News Link • Energy
US NatGas Poised For Biggest Weekly Spike On Record As "Blizzard Of '96" Fears Resurfa
• https://www.zerohedge.com, by Tyler DurdenAn Arctic air invasion of the eastern half of the US, combined with the increasing risk of a major winter storm stretching from Texas through the Mid-Atlantic and into the Northeast by this weekend, has triggered sharp upside repricing and panic-style buying in NatGas futures.
As of Wednesday morning, New York NatGas futures are up another 19%. Combined with earlier gains this week, prices have jumped roughly 50% so far. If these gains are sustained through Friday, it would mark the largest weekly increase in NatGas on record, going back to 1990.
The sharp repricing of NatGas futures nearly sent prices to the $5 level earlier in the trading session.
We have documented the incoming cold blast and winter storm threats, with impacts on energy markets in the last five days:
NatGas Futs Erupt As Arctic Air Invasion Penetrates Deep Into US South
US NatGas Spikes Most Since Ukraine Invasion On Arctic Blast, Major Winter Storm Threat
Ranald Falconer, a derivatives trader at Goldman, provided clients with more color on what could be a historic cold blast for the eastern half of the Lower 48:
Henry Hub on an absolute tear overnight! Front natural gas contracts hit a $4.95 high overnight, peaking just before the London open.

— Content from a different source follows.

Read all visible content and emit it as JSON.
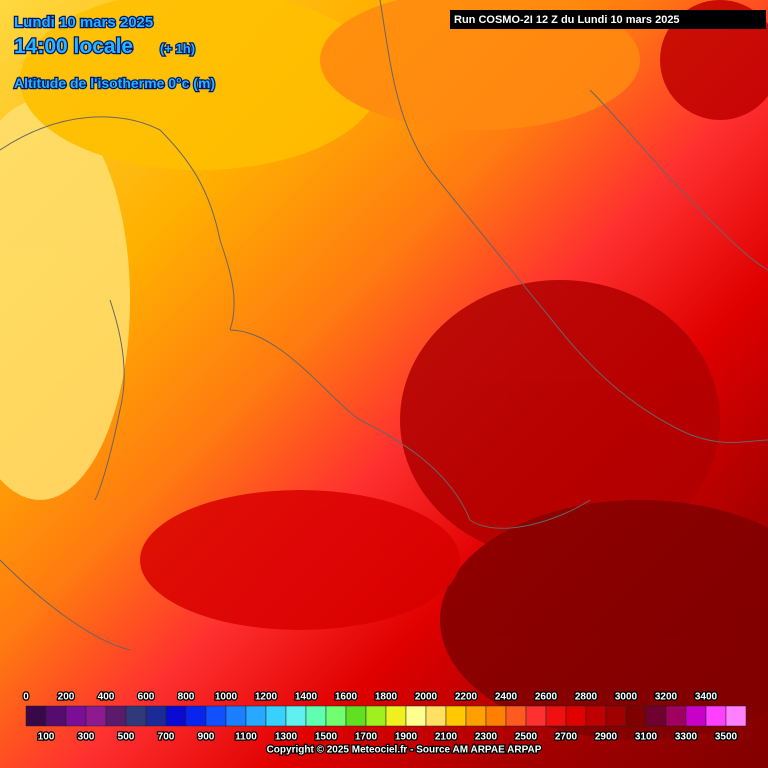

The over-riding story here has not changed a great deal, as I mentioned yesterday when looking at Europe, cold weather fronts have been pushed deeper into Jan, and now Feb.
That draw on gas for heating has obviously pushed flat price in Q1 higher, and with it we have seen shorts get stopped out. That isn't new; I mentioned some sizable Feb/Mar shorts being bought back end of last week, and yesterday similar in TTF. Overnight though, that is one heck of a move! If that is flat price stops in Feb and Mar, it is a strange time of day to put that sort of volume through the screens. I have Feb and Mar trading 3.5x and 4.0x their normal daily accumulated volume at this point.
This note is slightly later than I would have been able to bash it out, but I have had about 6 or 7 separate conversations on the topic with people a lot smarter in the gas world than me. Most poignant comment was that they had not seen such a dramatic change in the weather runs.